Surgery to remove multiple herniated or degenerated discs in the neck, a procedure known as anterior cervical discectomy and fusion (ACDF), can be safely performed in an outpatient setting in select patients, according to a study at Hospital for Special Surgery (HSS) in New York City.
The research, titled, “A Comparison of Multilevel Anterior Cervical Discectomy and Fusion Performed in an Inpatient versus Outpatient Setting,” was presented today at the American Academy of Orthopaedic Surgeons Annual Meeting in Las Vegas.
“An emphasis on reducing healthcare costs has led to numerous surgeries in a wide range of specialties being performed on an outpatient basis,” said Sheeraz Qureshi, the Patty and Jay Baker Chair in Minimally Invasive Spine Surgery. “Single-level ACDF, in which one disc is removed, is one of the most common spine surgeries performed in an outpatient setting.”
ACDF may be performed when pain is ongoing and nonsurgical treatments fail to provide relief. The procedure involves removing the damaged disc or discs, as well as any bone spurs that have developed. After the disc is removed, a bone graft is inserted in the open space. The graft serves as a bridge between the two vertebrae to create a spinal fusion. To relieve symptoms, the surgeon may remove one disc (single-level ACDF) or multiple discs (multi-level ACDF).

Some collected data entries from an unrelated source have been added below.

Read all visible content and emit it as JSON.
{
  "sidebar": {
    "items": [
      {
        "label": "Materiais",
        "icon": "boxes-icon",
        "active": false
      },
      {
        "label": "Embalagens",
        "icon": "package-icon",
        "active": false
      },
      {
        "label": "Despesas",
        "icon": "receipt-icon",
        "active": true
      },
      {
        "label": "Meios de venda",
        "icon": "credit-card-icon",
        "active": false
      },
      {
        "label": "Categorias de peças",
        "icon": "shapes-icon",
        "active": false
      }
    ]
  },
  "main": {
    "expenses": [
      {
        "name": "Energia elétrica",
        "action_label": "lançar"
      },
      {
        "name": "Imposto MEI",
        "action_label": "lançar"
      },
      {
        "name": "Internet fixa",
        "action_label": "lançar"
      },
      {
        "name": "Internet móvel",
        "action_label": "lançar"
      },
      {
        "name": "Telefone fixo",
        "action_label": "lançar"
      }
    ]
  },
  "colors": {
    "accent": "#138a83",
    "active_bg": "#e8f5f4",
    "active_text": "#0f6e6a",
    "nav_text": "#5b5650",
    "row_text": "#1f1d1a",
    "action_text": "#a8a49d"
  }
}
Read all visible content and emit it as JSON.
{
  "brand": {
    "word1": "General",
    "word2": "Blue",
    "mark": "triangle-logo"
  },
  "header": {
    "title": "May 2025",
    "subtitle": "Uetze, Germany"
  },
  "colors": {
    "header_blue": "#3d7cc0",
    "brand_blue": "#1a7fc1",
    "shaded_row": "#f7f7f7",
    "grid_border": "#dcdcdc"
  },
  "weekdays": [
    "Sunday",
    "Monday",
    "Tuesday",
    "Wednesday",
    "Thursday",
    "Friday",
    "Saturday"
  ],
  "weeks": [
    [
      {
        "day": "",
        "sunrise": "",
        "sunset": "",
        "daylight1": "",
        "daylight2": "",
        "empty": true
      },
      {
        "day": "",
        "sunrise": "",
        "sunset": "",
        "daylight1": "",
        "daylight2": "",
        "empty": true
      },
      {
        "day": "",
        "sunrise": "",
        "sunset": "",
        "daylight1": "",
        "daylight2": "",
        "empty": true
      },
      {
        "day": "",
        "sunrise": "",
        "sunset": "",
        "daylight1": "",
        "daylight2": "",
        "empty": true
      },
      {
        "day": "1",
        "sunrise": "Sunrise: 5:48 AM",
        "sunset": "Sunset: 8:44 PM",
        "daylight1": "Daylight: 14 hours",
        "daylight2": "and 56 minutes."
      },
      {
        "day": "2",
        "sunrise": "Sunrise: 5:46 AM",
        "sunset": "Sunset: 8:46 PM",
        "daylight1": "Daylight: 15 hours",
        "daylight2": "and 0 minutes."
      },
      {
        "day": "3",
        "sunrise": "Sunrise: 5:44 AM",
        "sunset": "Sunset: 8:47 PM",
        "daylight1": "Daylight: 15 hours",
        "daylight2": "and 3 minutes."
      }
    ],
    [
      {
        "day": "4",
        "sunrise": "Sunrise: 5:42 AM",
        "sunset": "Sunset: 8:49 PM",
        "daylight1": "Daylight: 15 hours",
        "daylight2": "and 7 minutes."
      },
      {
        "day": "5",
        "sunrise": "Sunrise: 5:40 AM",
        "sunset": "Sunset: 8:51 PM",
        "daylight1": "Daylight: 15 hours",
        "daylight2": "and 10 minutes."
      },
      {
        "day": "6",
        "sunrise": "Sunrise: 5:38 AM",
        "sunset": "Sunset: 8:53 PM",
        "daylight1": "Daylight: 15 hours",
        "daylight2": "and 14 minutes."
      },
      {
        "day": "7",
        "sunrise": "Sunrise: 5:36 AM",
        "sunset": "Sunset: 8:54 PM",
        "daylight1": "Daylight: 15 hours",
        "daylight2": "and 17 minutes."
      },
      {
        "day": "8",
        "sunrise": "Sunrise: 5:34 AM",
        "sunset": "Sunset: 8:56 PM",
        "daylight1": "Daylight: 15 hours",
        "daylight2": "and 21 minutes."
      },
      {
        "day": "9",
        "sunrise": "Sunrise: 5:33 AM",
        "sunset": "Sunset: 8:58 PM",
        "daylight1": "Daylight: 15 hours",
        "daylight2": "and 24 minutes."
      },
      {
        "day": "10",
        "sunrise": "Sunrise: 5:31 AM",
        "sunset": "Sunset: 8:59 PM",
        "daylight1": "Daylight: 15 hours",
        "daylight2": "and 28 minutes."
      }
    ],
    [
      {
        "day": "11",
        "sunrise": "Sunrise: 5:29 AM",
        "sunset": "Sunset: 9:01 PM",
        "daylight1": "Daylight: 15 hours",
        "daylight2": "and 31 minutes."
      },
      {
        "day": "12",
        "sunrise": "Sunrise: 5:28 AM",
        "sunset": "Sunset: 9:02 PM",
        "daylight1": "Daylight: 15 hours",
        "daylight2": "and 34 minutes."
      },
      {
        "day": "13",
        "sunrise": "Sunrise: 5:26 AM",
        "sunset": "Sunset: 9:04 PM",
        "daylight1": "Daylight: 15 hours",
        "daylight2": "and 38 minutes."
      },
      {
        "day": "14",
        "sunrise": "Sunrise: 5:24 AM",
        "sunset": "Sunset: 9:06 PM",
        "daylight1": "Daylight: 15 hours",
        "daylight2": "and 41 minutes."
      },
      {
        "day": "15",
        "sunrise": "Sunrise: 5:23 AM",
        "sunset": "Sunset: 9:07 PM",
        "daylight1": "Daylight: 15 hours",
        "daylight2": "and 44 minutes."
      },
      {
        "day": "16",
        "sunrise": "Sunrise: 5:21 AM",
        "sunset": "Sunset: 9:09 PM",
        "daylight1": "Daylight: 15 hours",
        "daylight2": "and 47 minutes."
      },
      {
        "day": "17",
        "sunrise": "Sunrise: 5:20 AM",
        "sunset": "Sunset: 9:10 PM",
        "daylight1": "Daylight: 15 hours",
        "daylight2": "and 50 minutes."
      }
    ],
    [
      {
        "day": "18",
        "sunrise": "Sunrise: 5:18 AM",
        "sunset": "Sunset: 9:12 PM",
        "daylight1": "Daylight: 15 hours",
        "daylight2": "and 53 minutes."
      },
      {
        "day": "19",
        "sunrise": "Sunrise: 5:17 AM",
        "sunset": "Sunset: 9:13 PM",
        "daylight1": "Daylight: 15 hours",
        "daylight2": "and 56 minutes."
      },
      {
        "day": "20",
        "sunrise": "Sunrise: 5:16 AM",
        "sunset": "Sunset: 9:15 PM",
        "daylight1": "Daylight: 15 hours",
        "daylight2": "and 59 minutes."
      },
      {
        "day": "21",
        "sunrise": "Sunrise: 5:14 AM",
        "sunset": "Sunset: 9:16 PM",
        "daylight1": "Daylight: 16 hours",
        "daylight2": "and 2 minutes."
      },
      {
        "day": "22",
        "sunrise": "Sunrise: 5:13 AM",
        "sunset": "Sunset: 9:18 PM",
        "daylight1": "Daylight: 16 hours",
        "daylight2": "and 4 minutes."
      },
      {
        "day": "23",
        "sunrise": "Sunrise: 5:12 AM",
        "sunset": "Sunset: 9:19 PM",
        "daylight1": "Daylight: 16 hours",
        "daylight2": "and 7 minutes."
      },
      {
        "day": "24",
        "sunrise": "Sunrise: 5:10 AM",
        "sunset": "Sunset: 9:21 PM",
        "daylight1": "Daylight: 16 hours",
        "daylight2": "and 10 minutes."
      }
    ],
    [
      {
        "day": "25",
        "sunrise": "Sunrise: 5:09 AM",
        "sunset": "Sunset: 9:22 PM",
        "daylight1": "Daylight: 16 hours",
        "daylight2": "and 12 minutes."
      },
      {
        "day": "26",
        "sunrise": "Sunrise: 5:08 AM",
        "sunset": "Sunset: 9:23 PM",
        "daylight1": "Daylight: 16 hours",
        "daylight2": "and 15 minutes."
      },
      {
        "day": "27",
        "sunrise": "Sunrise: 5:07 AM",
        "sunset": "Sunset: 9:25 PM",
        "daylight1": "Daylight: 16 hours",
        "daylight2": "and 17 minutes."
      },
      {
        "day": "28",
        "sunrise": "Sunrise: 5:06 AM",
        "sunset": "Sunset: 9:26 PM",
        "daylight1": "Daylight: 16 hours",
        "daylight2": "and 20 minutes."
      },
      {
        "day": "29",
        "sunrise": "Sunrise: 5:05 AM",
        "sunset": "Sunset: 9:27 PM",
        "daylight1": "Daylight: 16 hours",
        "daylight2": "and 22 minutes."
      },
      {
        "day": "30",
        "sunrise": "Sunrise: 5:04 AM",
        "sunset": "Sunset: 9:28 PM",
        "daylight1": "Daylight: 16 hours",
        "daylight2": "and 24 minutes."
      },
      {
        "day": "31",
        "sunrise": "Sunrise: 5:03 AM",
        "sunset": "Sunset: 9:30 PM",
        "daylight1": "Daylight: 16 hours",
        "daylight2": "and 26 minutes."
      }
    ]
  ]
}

Despite the success of single-level ACDF in the outpatient setting, concerns over increased post-operative complications, including respiratory problems, have curtailed the performance of multi-level ACDF in the outpatient setting, according to Dr. Qureshi. He and colleagues set out to compare early outcomes and safety in multi-level ACDF in the inpatient versus outpatient setting, looking at various patient and procedural factors.

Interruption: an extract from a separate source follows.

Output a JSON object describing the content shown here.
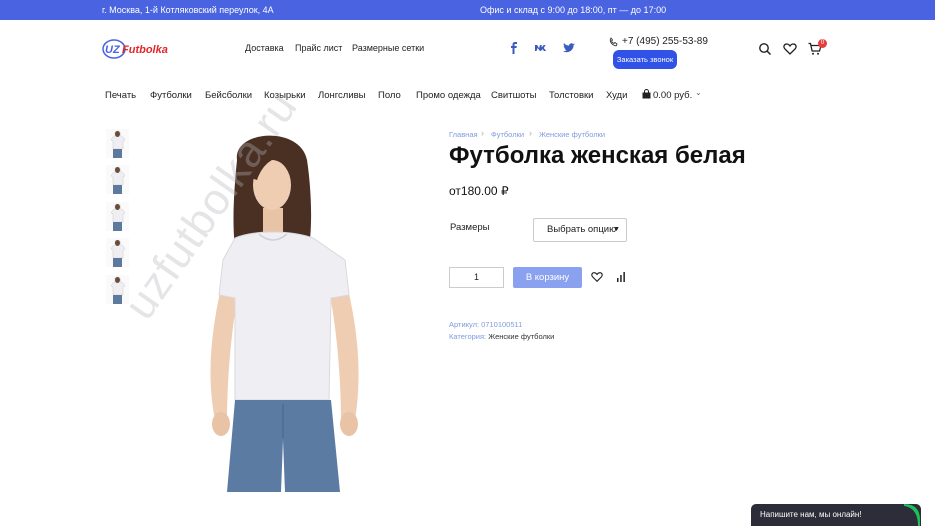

The study included patient demographics; baseline patient differences, such as additional health issues; blood loss; operative time; hospital length of stay; and complications. Researchers also compared patient-reported outcomes, which evaluated improvement in pain, function and well-being from the patient’s perspective.
Of the 103 patients in this study, 57 had surgery as outpatients and 46 had a hospital stay. The inpatients were older (median age 57 versus 52 years old).
Outpatient surgery was performed more often when there were fewer discs being removed. Of the 83 two-level ACDF cases, 60.2% were outpatient surgeries. Of the 20 three-level cases, 35% were in the outpatient setting. Outpatients had shorter operative times (71 versus 84 minutes) and a significantly shorter hospital length of stay (8.5 versus 35.8 hours). There was no difference in postoperative pain.
At six month follow-up, both groups reported significant improvement in pain and function.
“In our study, the surgical setting did not impact patient-reported outcomes. The results suggest that multi-level ACDF can be performed safely in the outpatient setting without an increased risk of complications in appropriately selected patients,” Dr. Qureshi noted. “Specifically, the patient’s age, additional health conditions, and number of levels being fused should be taken into consideration when deciding whether to perform multi-level ACDF in an outpatient setting.”